Durante a fase em que está a ser investigada a prática de um crime (a fase de inquérito), o arguido e o ofendido podem pedir, de forma voluntária e por mútuo acordo, que o Ministério Público envie o processo para mediação penal. A decisão também pode partir do Ministério Público, mas terá de ter sempre a concordância das duas partes. Caso contrário, o processo avança pela via judicial.

As sessões de mediação são gratuitas e não é necessário que as partes contratem advogado.

Depois de iniciado o processo, este dever ser concluído em três meses. O prazo pode ser prolongado se o mediador entender que existe a possibilidade de acordo, mas este prolongamento não pode ser superior a dois meses.

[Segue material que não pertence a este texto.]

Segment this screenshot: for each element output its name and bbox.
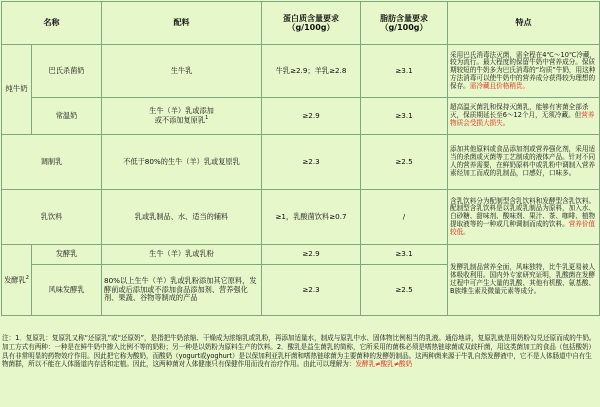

O acordo a alcançar não pode incluir sanções que impliquem a privação de liberdade, deveres que ofendam a dignidade do arguido ou que se prolonguem por mais de seis meses. Um acordo pode significar, por exemplo, um pedido de desculpas, o pagamento de uma quantia ou a reconstrução ou reparação de danos.

Este acordo tem de ser revisto pelo Ministério Público, que verifica a sua legalidade. Caso concorde, o processo de mediação penal termina. Isto equivale a uma desistência de queixa por parte do ofendido e à não oposição do arguido.

Se o acordo não for cumprido no prazo determinado, a queixa pode ser renovada e o inquérito volta a ser aberto. 

Artigo originalmente publicado em julho de 2020. Última atualização em fevereiro de 2024.